Planet of the Apes meets Rocky—or maybe The Big Bang Theory.

Who knew that the Defense Advanced Research Projects Agency, the government think tank, had its own elite military force, as if Big Bang's Dr. Sheldon Cooper were adept with an Uzi? That’s the conceit behind Rollins’ (The Sixth Extinction, 2014, etc.) pulse-quickening Sigma Force series, though his nerds, “former Special Forces soldiers who had been retrained in various scientific disciplines,” are tough guys one and all, even the women. And, oh, the women: James Bond himself would blush at the sight of an extra-perceptive assassin, her perspicacity “honed from her years as an assassin for hire,” shedding a towel for queen and country—or maybe for party and politburo. Rollins commences from the straight-from-the-headlines notion that Neanderthals mated with some other hominid type to produce extra-bright kids, the “hybrid vigor” that evolutionary biologists lecture about. Locate some bones, throw religion into the mix, and you have a doctrine-shaking new view of Adam and Eve. Throw in Athanasius Kircher, the great 17th-century Jesuit scholar so beloved of Umberto Eco, and you’ve got your Da Vinci Code–ish intellectual backdrop.

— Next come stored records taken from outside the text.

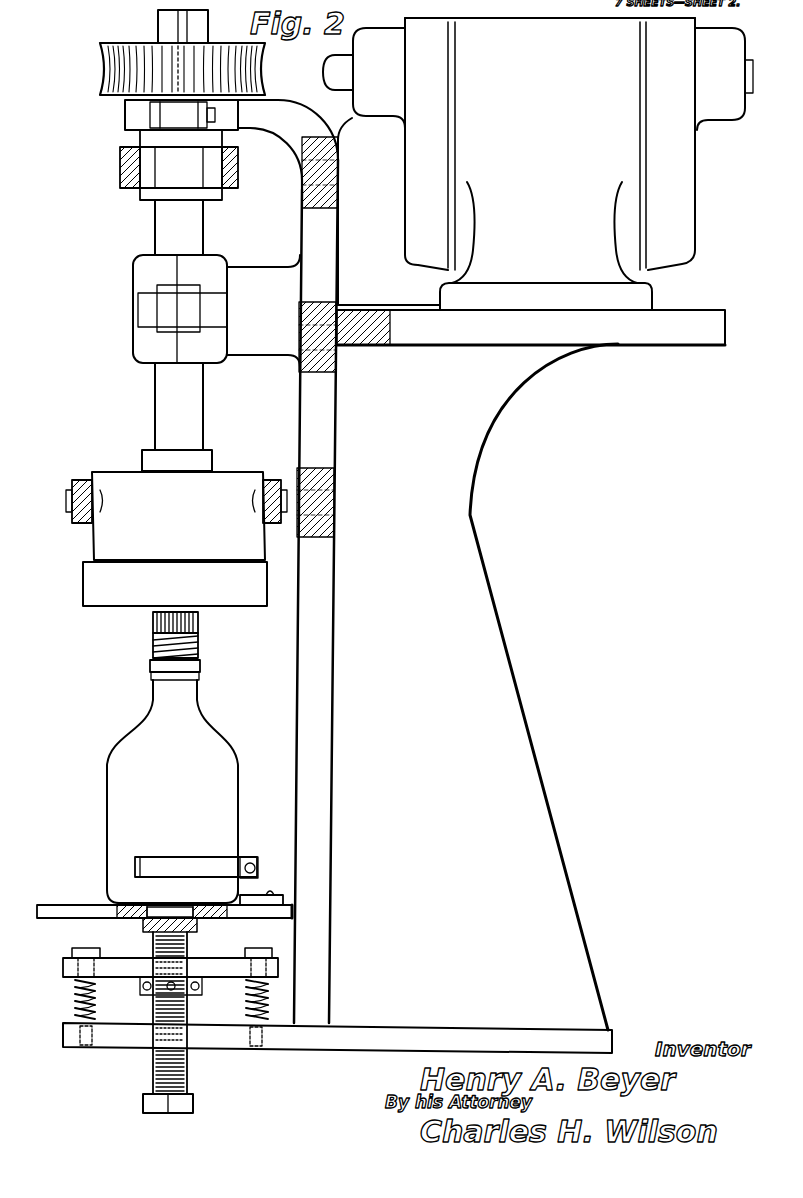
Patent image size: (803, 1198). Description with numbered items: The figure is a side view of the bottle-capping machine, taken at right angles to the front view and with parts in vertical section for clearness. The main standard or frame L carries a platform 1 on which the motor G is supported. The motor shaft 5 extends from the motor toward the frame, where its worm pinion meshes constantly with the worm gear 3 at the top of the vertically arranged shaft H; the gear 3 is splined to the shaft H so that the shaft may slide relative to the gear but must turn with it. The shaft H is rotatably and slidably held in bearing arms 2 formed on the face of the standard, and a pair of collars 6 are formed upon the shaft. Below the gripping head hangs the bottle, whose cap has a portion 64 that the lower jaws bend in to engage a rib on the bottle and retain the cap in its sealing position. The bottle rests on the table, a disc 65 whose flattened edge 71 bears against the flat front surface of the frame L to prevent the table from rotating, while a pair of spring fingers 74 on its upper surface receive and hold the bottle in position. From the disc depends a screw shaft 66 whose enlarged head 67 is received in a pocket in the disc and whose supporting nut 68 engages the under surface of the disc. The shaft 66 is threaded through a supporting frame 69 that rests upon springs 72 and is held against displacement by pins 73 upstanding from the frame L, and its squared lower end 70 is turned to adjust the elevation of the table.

The platform 1 is at (563, 330).
The bearing arms 2 is at (232, 116).
The worm gear 3 is at (162, 57).
The motor shaft 5 is at (342, 55).
The collars 6 is at (142, 141).
The bent portion of the cap 64 is at (190, 668).
The disc 65 is at (55, 905).
The screw shaft 66 is at (180, 942).
The enlarged head 67 is at (155, 906).
The supporting nut 68 is at (146, 926).
The supporting frame 69 is at (285, 966).
The squared lower end 70 is at (185, 1107).
The flattened edge portion 71 is at (293, 908).
The springs 72 is at (73, 1001).
The pins 73 is at (72, 953).
The spring fingers 74 is at (212, 866).
The motor G is at (672, 152).
The shaft H is at (158, 396).
The main standard or frame L is at (478, 758).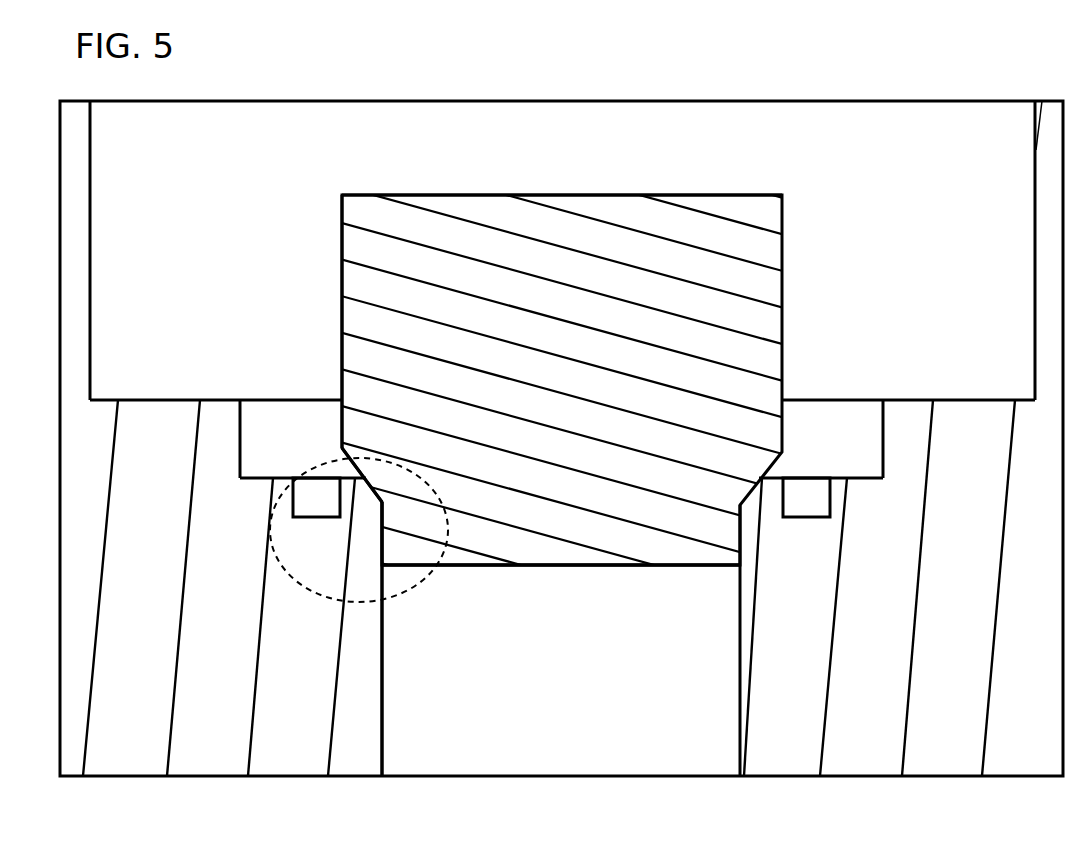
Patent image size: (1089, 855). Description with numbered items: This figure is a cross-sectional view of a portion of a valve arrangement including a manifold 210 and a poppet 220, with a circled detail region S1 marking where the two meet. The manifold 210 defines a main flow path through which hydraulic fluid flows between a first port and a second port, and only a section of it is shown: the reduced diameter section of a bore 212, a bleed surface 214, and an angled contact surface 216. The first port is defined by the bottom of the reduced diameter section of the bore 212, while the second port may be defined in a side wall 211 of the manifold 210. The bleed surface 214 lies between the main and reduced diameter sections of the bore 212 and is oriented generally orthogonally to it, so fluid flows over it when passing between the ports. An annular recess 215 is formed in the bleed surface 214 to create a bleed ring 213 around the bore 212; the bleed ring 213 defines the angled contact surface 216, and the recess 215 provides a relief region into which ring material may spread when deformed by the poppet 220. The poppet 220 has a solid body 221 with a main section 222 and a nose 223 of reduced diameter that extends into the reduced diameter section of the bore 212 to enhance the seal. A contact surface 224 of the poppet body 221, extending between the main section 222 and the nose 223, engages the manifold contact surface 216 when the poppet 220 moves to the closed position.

The manifold 210 is at (561, 469).
The side wall 211 is at (566, 250).
The bore 212 is at (382, 620).
The bleed ring 213 is at (347, 495).
The bleed surface 214 is at (852, 410).
The annular recess 215 is at (842, 398).
The contact surface 216 is at (422, 501).
The poppet 220 is at (662, 175).
The body 221 is at (561, 166).
The main section 222 is at (289, 321).
The nose 223 is at (561, 599).
The contact surface 224 is at (370, 487).
The detail region S1 is at (431, 601).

Throw Chinese mad scientists, spies and counterspies, and monkeys and half-monkeys—half-monkeys?—into the narrative Cuisinart, and you’ve gone maybe a thread too far in a complex storyline. But let Rollins describe just one subthread: “The plan had been to kidnap her from Leipzig before she left Germany. With both sisters in hand, she could have leveraged the one against the other to gain their respective cooperation. Furthermore, that lapse in intelligence required accelerating their plans to raid the U.S. primate lab.” Got all that? If it’s conjuring visions of Jay and Silent Bob instead of Sly Stallone, then no worries: it gets more hairy-chested as it goes along, and not least because supersmart silverbacks and human hybrids come to figure in the yarn.

Improbable, sure, and complicated enough to try the reader’s patience at points. Still, as we’ve come to expect from Rollins, an altogether satisfying techno-thriller.